GregQualls.com speaking outside the box….sometimes | Albuquerque, NM

22Feb/100

Missions v. Missional Part 4

This perspective of a missional church starkly contrasts the typical church today that sees itself as a church that has missions.  In these churches, missions are always done by a specially called person who is a missionary.  Missions is always done in a foreign country.  Missions is a program or ministry that is run by a committee in the church.  The church goes on mission trips, has a missions fund, and has a missions bulletin board in the foyer with a map of the world with colored pushpins in it.  Missions is completely separate from the church and exist out of the church.  The church has missions.

Whereas a missional church understands the opposite—the mission of God has a church.  This perspective changes everything.  This means that the mission field is where the church is.  We are all missionaries.  There is no missions program.  Instead, every program and ministry is a missional program.  The church doesn’t run missions—the mission runs the church.  The church doesn’t have a mission.  The mission has a church.  This is what it means to be a missional church.  Being missional isn’t the next catchy fad, but instead it is being caught up in the mission of God.

19Feb/100

Missions v. Missional Part 3

The word missional also gets its meaning and understanding from John 20:21 when Jesus tells his disciples, “As the Father has sent me, even so I am sending you.” We must understand that the Father sent Jesus.  God is a missionary God.  God is on a mission to reconcile the entire world to Himself.  Therefore, the Father sent Jesus into the world to usher in the Kingdom of God in order to begin this reconciliation.  This is what theologians call the Missio Dei (Latin for Mission of God).

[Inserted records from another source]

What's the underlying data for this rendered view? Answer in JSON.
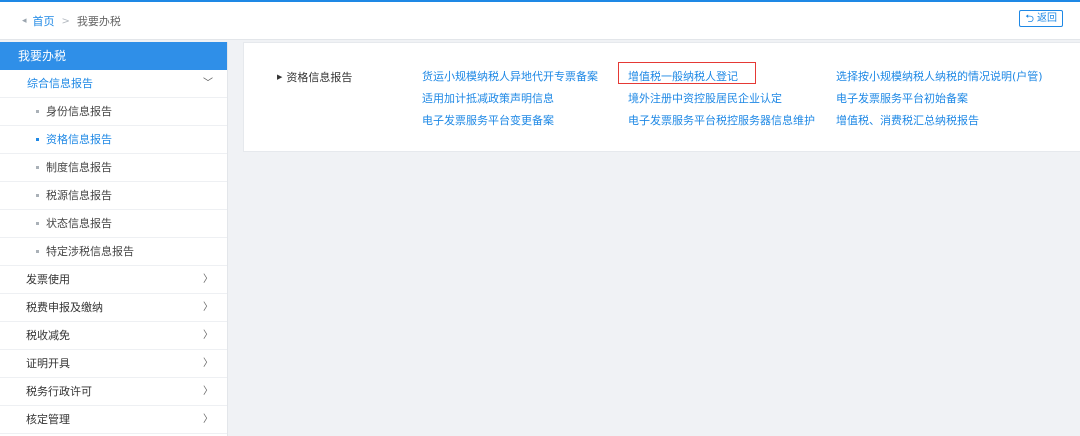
{
  "breadcrumb": {
    "home": "首页",
    "separator": ">",
    "current": "我要办税"
  },
  "header": {
    "back_label": "返回"
  },
  "sidebar": {
    "title": "我要办税",
    "section": "综合信息报告",
    "sub_items": [
      {
        "label": "身份信息报告",
        "active": false
      },
      {
        "label": "资格信息报告",
        "active": true
      },
      {
        "label": "制度信息报告",
        "active": false
      },
      {
        "label": "税源信息报告",
        "active": false
      },
      {
        "label": "状态信息报告",
        "active": false
      },
      {
        "label": "特定涉税信息报告",
        "active": false
      }
    ],
    "groups": [
      "发票使用",
      "税费申报及缴纳",
      "税收减免",
      "证明开具",
      "税务行政许可",
      "核定管理"
    ]
  },
  "panel": {
    "category": "资格信息报告",
    "links": [
      [
        "货运小规模纳税人异地代开专票备案",
        "增值税一般纳税人登记",
        "选择按小规模纳税人纳税的情况说明(户管)"
      ],
      [
        "适用加计抵减政策声明信息",
        "境外注册中资控股居民企业认定",
        "电子发票服务平台初始备案"
      ],
      [
        "电子发票服务平台变更备案",
        "电子发票服务平台税控服务器信息维护",
        "增值税、消费税汇总纳税报告"
      ]
    ],
    "highlighted": "增值税一般纳税人登记"
  },
  "colors": {
    "accent": "#1e88e5",
    "sidebar_header": "#2f8fe8",
    "highlight_border": "#e53935"
  }
}
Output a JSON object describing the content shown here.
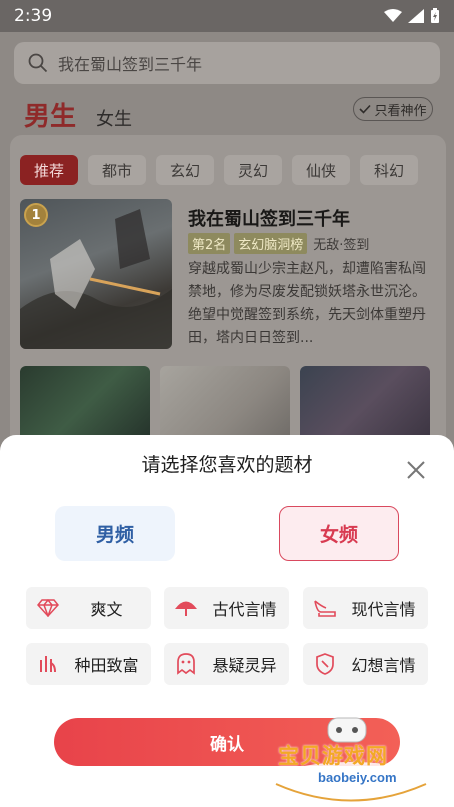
{
  "status": {
    "time": "2:39"
  },
  "search": {
    "placeholder": "我在蜀山签到三千年"
  },
  "gender_tabs": {
    "male": "男生",
    "female": "女生",
    "only_god": "只看神作"
  },
  "categories": [
    "推荐",
    "都市",
    "玄幻",
    "灵幻",
    "仙侠",
    "科幻"
  ],
  "featured": {
    "rank": "1",
    "title": "我在蜀山签到三千年",
    "tag_rank": "第2名",
    "tag_list": "玄幻脑洞榜",
    "tag_genre": "无敌·签到",
    "description": "穿越成蜀山少宗主赵凡，却遭陷害私闯禁地，修为尽废发配锁妖塔永世沉沦。绝望中觉醒签到系统，先天剑体重塑丹田，塔内日日签到..."
  },
  "sheet": {
    "title": "请选择您喜欢的题材",
    "male_freq": "男频",
    "female_freq": "女频",
    "genres": [
      "爽文",
      "古代言情",
      "现代言情",
      "种田致富",
      "悬疑灵异",
      "幻想言情"
    ],
    "confirm": "确认"
  },
  "watermark": {
    "cn": "宝贝游戏网",
    "url": "baobeiy.com"
  },
  "colors": {
    "accent": "#e8434a",
    "female": "#d83b51",
    "male": "#2f5fa4"
  }
}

Jesus then tells his disciples that he is sending them on the same mission.  Jesus calls his church to go into the world and to share that the King has come and that we can be reconciled to the Father.  Being a missional church means that you understand that the church is sent on mission as an instrument and as a sign of the Missio Dei.  Although the word missional has only been used for a few years, the concept has been around since the 1950s.  Darrell L. Guder and Lois Barrett tell us the following:

By mid-century, the emphasis in mission thought shifted toward a theocentric approach that, in contrast, stressed the mission of God (Missio Dei) as the foundation for the mission of the church.  The church became redefined as the community spawned by the mission of God and gathered up into that mission.  The church was coming to understand that in any place it is a community sent by God.  “Mission” is not something the church does, a part of its total program.  No, the church’s essence is missional, for the calling and sending action of God forms its identity.  Mission is founded on the mission of God in the world, rather than the church’s effort to extend itself.[1]

A missional church exists because of and for the mission of God.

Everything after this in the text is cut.